Le 7 septembre, nouvelle circulaire qui annonçait officiellement l’action. Rappelons ces deux dates, dit un auteur italien, M. Scaduto : 2 septembre, bataille de Sedan ; 4 septembre, proclamation de la république et institution du gouvernement de la défense nationale. Le ministre d’Italie à Paris, M. Nigra, fit diligence. Dès le 8, il pouvait écrire : « M. Jules Favre, ministre des affaires étrangères, m’a répondu que le gouvernement français laisserait agir le gouvernement du roi sous sa responsabilité. » Le 12, confirmation de cette dépêche : « Le ministre des affaires étrangères m’a répété que le gouvernement français nous laisserait faire avec sympathie. » Le 22, c’est M. Senard, notre représentant à Florence, qui, à son tour, formule les mêmes assurances dans une lettre restée légendaire : « Le jour où la république française a remplacé, par la droiture et la loyauté, une politique tortueuse qui ne savait jamais donner sans retenir, la convention du 15 septembre a virtuellement cessé d’exister[1]. » M. Jules Favre disait, de son côté : « La France ne peut pas se mêler directement de la question romaine.

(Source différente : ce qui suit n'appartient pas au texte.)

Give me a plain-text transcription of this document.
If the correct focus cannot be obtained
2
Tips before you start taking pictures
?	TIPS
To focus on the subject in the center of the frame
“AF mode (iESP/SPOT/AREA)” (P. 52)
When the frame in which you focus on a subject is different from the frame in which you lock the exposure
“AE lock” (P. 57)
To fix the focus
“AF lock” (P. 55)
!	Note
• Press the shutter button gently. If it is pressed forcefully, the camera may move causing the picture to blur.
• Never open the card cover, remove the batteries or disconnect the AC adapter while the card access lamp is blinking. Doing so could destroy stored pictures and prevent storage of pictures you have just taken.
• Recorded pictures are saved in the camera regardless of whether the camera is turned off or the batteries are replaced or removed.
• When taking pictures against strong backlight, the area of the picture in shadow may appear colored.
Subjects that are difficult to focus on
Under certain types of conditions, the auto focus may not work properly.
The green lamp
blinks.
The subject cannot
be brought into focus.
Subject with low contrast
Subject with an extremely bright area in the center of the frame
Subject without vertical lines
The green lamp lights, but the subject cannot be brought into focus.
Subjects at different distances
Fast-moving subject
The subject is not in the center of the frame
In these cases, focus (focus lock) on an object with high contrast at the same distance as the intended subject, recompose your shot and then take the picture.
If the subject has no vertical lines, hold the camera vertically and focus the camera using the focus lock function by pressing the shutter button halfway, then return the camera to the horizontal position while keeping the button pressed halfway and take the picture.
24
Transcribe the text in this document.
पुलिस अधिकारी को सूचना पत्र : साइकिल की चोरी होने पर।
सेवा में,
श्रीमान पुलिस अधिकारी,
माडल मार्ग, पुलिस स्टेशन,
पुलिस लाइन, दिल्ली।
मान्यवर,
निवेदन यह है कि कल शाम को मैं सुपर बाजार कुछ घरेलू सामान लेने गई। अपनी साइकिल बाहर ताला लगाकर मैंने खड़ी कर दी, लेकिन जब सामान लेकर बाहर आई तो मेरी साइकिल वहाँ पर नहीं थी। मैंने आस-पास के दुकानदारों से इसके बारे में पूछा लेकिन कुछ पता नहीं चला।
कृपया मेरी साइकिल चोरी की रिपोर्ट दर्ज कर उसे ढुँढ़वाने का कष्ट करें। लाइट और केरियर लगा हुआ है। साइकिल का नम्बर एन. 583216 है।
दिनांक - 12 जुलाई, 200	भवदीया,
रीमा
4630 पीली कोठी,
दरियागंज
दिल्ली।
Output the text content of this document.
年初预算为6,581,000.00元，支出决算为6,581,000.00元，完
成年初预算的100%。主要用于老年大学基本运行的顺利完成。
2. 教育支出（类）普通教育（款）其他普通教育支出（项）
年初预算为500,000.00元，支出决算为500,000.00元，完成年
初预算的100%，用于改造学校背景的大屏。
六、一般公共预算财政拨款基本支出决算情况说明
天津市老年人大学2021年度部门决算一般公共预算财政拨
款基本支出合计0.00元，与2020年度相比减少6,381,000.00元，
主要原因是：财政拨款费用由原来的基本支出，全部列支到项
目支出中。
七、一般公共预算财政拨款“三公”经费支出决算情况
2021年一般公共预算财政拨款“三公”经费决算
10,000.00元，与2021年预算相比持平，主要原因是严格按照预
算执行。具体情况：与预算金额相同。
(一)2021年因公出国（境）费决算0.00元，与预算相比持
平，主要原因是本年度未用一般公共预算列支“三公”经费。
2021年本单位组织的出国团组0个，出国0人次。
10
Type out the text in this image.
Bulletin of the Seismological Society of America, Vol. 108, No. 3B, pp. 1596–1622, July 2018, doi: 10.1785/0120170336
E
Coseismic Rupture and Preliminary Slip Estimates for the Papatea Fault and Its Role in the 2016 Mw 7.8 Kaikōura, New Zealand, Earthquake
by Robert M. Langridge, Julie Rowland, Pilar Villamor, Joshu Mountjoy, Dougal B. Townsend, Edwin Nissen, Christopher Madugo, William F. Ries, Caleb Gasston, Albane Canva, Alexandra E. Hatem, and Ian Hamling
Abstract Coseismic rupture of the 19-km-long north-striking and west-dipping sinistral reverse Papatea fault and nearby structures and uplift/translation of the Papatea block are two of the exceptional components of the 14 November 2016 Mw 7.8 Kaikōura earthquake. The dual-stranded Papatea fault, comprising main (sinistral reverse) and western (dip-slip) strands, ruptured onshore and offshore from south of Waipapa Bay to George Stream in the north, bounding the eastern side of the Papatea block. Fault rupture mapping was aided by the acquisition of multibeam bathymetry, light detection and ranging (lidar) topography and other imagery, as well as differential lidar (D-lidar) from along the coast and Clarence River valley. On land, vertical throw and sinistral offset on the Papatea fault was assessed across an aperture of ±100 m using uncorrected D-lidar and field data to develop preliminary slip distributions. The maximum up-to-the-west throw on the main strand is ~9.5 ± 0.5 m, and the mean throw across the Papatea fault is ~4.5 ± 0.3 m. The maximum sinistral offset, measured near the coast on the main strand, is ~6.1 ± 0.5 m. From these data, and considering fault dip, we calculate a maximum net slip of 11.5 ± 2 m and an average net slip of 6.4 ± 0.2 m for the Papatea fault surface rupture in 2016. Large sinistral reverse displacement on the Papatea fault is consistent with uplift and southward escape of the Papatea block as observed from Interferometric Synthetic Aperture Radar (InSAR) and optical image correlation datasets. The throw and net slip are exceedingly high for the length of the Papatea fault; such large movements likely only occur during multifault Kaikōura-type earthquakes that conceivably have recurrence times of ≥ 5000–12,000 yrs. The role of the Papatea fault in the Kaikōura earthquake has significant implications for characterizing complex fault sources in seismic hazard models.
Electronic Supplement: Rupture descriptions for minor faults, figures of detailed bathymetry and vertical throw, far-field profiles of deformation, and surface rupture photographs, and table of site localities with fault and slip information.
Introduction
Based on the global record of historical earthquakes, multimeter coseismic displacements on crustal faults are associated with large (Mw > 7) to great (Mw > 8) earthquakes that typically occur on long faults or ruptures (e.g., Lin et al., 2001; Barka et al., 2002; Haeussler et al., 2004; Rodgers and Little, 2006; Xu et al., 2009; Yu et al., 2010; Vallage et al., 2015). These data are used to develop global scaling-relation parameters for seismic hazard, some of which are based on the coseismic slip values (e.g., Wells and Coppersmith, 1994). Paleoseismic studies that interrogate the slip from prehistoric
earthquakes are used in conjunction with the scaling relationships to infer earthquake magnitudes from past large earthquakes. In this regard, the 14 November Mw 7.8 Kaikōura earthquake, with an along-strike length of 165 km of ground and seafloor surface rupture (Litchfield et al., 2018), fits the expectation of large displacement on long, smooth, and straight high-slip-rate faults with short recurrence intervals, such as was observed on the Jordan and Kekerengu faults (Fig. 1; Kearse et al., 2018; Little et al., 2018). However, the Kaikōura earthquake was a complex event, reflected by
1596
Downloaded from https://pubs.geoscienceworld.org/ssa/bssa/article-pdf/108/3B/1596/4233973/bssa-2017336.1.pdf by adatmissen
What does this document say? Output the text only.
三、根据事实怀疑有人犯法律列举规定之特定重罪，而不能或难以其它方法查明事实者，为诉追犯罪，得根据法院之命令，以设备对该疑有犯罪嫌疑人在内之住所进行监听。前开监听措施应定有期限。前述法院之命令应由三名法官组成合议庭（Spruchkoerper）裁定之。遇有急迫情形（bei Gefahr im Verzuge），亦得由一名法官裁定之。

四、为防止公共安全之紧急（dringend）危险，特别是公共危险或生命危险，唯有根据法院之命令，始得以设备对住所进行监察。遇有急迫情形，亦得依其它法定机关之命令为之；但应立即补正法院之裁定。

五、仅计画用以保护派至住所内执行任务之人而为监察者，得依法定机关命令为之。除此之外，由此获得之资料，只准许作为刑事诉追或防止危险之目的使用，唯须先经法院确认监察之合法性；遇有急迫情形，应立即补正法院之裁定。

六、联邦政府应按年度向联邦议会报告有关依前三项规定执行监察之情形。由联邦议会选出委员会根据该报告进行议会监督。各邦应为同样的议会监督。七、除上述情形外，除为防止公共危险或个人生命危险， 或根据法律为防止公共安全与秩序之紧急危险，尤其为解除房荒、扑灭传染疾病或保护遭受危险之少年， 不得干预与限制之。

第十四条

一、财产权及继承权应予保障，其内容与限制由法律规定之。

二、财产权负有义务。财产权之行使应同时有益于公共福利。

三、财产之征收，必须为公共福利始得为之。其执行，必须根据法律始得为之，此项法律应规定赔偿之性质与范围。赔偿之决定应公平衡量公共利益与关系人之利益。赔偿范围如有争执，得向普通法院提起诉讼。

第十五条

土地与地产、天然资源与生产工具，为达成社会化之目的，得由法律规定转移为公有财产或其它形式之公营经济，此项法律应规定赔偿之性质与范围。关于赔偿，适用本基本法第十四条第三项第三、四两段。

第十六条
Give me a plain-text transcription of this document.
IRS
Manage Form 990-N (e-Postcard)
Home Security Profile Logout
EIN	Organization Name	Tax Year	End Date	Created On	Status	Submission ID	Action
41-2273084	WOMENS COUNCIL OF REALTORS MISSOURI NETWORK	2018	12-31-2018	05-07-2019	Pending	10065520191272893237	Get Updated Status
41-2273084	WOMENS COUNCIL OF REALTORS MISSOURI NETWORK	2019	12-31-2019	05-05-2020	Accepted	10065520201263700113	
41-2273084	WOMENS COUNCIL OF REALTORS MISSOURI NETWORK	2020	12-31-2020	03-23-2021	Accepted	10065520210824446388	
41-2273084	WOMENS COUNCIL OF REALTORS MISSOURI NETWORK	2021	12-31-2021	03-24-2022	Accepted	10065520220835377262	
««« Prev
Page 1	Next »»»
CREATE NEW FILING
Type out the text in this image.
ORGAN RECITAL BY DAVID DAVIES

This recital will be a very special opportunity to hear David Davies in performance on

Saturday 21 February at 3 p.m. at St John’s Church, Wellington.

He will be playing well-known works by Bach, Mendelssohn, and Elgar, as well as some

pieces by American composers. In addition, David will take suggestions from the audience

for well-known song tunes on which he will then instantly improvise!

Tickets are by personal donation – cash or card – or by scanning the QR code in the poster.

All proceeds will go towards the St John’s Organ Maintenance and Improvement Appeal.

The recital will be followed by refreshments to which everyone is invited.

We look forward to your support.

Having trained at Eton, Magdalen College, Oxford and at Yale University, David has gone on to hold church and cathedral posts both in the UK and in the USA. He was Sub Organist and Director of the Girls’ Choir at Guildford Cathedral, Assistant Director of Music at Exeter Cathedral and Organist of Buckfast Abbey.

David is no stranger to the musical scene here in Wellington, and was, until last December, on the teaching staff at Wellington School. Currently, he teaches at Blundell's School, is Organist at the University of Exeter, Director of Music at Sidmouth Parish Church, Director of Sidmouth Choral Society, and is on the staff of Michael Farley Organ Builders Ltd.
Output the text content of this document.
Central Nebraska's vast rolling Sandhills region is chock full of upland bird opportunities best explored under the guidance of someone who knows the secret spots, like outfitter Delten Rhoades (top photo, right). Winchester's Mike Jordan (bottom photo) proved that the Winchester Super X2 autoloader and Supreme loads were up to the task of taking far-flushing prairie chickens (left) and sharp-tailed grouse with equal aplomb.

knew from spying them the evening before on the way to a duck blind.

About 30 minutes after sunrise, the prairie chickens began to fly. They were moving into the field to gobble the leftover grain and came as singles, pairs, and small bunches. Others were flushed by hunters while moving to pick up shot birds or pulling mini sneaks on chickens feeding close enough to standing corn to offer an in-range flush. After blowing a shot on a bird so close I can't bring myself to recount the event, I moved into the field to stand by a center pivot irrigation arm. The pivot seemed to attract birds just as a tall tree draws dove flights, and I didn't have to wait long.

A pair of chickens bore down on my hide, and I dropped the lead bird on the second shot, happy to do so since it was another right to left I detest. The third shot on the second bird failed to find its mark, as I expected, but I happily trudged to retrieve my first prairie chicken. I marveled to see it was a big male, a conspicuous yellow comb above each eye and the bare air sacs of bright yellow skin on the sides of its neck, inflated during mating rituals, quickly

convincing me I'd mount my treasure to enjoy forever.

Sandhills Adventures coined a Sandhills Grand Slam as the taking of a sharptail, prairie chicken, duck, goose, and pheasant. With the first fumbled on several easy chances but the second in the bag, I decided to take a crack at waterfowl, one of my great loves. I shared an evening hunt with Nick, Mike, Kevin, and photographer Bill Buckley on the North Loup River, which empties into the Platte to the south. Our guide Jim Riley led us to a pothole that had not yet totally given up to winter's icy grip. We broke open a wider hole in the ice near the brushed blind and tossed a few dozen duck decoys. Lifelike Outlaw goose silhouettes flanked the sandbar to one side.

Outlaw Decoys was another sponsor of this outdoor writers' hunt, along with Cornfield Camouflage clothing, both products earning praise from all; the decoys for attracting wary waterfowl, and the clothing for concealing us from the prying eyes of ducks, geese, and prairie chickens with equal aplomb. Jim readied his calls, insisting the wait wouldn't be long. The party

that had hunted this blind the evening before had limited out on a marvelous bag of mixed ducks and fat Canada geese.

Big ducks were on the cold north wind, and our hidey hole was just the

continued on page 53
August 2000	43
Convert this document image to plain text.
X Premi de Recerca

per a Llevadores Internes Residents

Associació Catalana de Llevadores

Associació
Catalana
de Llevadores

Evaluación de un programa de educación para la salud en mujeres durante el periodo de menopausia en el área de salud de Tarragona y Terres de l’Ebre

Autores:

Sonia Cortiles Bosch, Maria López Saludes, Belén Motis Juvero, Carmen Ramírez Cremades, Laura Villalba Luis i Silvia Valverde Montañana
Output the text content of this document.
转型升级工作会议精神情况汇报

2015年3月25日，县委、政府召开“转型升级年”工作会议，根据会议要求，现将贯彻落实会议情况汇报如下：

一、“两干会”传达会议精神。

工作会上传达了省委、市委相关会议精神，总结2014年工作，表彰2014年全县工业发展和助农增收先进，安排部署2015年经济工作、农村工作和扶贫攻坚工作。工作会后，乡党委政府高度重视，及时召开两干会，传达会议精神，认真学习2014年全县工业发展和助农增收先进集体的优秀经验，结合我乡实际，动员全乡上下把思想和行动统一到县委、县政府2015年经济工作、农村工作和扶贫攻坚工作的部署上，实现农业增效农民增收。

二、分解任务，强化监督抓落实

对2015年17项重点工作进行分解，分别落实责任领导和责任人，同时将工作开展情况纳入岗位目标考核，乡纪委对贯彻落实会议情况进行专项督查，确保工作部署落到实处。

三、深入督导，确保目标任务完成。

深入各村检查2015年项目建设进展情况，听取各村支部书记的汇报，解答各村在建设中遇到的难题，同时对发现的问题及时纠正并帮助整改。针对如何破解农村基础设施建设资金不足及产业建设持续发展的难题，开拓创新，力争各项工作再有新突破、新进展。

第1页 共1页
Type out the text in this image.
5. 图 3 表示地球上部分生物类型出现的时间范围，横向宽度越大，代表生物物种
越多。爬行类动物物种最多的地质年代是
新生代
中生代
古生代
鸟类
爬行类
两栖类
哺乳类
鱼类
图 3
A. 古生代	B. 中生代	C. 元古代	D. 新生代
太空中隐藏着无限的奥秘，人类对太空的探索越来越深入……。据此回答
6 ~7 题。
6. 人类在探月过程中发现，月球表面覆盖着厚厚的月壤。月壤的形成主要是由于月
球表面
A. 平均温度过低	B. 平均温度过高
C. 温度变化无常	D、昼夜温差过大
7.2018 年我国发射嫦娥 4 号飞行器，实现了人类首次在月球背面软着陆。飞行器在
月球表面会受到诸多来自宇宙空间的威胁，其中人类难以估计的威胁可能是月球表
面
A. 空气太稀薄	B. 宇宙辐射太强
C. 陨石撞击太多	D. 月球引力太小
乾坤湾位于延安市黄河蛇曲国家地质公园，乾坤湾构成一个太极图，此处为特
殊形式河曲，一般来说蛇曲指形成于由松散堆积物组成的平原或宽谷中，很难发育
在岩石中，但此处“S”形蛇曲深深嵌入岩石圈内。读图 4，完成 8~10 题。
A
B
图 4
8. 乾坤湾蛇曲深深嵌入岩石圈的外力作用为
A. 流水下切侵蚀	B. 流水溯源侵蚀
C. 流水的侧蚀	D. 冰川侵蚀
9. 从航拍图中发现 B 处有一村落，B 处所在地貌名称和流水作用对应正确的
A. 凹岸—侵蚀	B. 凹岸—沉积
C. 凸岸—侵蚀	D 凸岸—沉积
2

Le pouvoir temporel a été un fléau pour le monde ; il est à terre, nous ne le relèverons pas. Nous verrons le gouvernement du roi aller à Rome avec plaisir ; il est nécessaire qu’il y aille. L’ordre et la paix de l’Italie sont à ce prix[2]. »

La gradation est observée : d’abord l’indifférence : « Allez sous votre responsabilité, » puis la sympathie, enfin le plaisir : « Nous vous verrons aller à Rome avec plaisir[3]. » Les Italiens eux-mêmes le constatent : « Le gouvernement de la défense nationale était composé d’élémens tels qu’il ne devait pas insister, même sur les garanties, et de fait, à la différence de la majeure partie des autres puissances intéressées, il n’y insista point. L’Italie resta donc

  1. Peu importeo que cette lettre ait été blâmée par M. de Chaudordy, sévèrement jugée par Gambetta, autant que par le duc de Gramont. Elle est authentique et subsiste. M. Visconti-Venosta en avait pris acte le 26 septembre.
  2. Rotban, l’Allemagne et l’Italie, 1870-71, t. II : l’Italie (introduction), p. 113.
  3. D’après un autre écrivain italien, M. Chiala, M. Thiers aurait dit, lors de sa mission à Florence : « À votre place, j’aurais fait comme vous. » — Luigi Chiala, Pagine di Storia contemporanea, dal 1858 al 1892 ; fascicolo I, p. 77.